In the Midnight Louie series, one uber-villain is an Irishwoman, a former IRA agent who is a second-generation survivor of the often church-sponsored “institutions.” These were often little more than laundries, where unwed girls were confined as slave labor, often physically and sexually abused, and had their babies taken away to be adopted for money. Douglas finds her main character arcs always involve family reconciliation. These occur even in the catworld between Midnight Louie and his brash maybe-daughter, Midnight Louise, who accuses him of being “the dirty dog who left my ma with a six-pack of kits after a one-night stand.”
This series isn’t over yet, but Douglas currently has a number of projects underway.
She’s writing the next Midnight Louie novel, in which she explains, “Louie must face his inbred dislike of dogs.”
She plans to reissue his four founding miniseries books, the Midnight Louie Quartet. In addition to updating other reverted novels, she’d love to provide an ending to two early ‘90s series which were not finished due to publishing house politics. She also finds the rise in domestic thrillers exciting.
“I had an essay in Mystery Scene in the ‘90s decrying so many thrillers founded on brutalized and mutilated dead women to motivate the heroes to go on vengeful killing sprees. The last line was ‘When are we going to stop making profitable popcorn from man’s inhumanity to women?’”
The alternate path of the domestic thriller pioneered by many women writers over recent years calls to her. Perhaps Douglas will walk that path in a future story.
*****
Literary chameleon Carole Nelson Douglas has written bestselling high and urban fantasy, historical and contemporary mystery and romance, and two thrillers.
Beside shepherding Midnight Louie to his 33rd mystery, she was the first woman author to write a Sherlockian spin-off series and the first author to make a woman from the Canon a series protagonist. Good Night, Mr. Holmes featured the only woman to outwit Holmes, American Irene Adler, as a diva-detective and was a New York Times Notable Book of the year as well as garnering mystery and romantic mystery awards.

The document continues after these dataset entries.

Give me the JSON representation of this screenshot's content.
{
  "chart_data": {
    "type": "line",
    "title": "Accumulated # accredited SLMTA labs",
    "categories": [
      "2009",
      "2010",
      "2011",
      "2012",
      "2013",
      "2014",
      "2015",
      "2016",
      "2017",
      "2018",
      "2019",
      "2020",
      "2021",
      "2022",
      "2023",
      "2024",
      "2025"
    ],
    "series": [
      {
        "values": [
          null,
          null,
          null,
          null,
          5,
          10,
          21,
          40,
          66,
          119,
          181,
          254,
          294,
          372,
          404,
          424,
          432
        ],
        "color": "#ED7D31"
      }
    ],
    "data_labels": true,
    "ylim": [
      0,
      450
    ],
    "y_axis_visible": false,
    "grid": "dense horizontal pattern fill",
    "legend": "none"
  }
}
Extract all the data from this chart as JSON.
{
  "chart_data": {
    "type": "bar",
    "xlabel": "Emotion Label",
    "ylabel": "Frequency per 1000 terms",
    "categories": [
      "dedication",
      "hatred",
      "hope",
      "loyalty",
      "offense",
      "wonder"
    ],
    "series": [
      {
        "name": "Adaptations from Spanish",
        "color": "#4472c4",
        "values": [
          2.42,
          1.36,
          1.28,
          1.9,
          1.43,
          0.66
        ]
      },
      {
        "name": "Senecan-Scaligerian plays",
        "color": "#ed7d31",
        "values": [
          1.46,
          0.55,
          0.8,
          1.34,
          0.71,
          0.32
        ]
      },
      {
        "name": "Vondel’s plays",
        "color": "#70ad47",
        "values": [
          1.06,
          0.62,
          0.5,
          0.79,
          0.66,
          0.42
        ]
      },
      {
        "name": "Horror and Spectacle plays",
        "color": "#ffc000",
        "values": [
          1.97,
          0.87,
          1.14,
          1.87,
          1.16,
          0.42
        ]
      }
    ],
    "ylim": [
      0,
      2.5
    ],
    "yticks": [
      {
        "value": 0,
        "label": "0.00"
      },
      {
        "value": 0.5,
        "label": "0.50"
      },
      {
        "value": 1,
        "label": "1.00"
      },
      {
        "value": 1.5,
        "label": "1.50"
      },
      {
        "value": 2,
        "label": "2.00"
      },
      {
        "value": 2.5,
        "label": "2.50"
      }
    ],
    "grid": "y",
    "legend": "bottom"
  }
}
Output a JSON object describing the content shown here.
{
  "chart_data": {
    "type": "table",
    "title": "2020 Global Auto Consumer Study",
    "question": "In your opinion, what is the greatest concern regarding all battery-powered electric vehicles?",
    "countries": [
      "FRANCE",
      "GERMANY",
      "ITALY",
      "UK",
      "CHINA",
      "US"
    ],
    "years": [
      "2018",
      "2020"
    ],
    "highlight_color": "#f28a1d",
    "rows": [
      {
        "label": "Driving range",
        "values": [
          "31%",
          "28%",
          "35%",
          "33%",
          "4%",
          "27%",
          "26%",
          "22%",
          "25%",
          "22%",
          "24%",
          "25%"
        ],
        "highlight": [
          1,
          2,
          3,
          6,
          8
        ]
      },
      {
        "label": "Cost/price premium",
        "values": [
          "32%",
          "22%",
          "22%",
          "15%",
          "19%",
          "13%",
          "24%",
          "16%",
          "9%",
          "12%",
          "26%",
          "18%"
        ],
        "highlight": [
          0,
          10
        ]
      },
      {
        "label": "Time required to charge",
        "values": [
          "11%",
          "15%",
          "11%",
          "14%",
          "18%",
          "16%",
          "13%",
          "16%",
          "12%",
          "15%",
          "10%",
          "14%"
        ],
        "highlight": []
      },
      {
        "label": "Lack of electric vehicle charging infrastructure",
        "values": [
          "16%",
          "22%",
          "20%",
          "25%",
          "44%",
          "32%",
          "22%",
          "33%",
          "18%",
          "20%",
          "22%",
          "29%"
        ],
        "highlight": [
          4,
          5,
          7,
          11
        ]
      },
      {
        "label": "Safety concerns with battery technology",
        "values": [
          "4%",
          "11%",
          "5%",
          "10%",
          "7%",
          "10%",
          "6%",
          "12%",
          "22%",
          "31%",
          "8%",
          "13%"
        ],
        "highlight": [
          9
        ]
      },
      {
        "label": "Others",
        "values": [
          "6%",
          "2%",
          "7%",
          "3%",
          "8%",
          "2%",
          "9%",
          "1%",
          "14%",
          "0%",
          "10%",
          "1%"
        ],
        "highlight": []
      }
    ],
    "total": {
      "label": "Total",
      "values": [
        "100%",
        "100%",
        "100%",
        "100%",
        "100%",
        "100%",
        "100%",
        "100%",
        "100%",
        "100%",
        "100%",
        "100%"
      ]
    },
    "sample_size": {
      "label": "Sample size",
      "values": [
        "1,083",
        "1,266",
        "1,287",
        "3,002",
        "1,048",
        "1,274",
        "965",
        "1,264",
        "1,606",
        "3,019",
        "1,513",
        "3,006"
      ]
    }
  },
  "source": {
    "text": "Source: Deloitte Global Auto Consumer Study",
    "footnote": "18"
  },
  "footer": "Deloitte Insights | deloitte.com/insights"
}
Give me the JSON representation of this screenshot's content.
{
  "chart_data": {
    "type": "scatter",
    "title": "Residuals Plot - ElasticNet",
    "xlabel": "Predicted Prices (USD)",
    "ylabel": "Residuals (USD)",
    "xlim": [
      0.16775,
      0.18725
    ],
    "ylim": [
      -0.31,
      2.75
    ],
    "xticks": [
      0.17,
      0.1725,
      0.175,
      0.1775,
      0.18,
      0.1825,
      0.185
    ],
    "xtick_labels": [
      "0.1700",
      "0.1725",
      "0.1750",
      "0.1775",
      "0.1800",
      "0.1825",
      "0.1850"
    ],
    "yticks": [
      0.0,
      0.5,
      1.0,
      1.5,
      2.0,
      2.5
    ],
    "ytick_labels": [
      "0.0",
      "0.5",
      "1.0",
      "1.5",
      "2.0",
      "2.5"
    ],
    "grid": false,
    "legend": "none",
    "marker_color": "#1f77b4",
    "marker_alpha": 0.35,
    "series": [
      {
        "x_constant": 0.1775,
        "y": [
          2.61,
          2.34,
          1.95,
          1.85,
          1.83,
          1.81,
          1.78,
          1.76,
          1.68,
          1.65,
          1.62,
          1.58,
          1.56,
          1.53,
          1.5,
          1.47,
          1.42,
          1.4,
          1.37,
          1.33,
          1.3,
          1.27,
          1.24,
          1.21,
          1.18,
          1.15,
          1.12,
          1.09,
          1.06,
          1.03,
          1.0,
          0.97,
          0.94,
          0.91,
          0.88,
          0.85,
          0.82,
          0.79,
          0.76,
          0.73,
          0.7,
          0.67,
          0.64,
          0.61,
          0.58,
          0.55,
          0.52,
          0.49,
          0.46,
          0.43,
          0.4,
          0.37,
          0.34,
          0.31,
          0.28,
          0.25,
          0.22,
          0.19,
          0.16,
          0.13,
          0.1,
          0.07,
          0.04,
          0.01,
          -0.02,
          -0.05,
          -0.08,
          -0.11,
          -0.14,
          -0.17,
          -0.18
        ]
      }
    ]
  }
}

Formerly an award-winning, truth-telling, mainstream media, real newspaper journalist, Douglas is an Agatha and Nebula nominee, a USA Today bestseller, and a four-time Rita award finalist in four different categories for women’s fiction. She’s won RT Book Reviews awards for Mystery and Suspense, and for Career Achievement and as a Pioneer of Publishing for her multi- and cross-genre works. And has been in best mystery short fiction collections.
She’s sold sixty novels to New York publishers and is now writing her 65th, indie publishing and designing her own book covers. When she isn’t busy, she wonders how she did all that and rescues feral cats and reads in her spare time.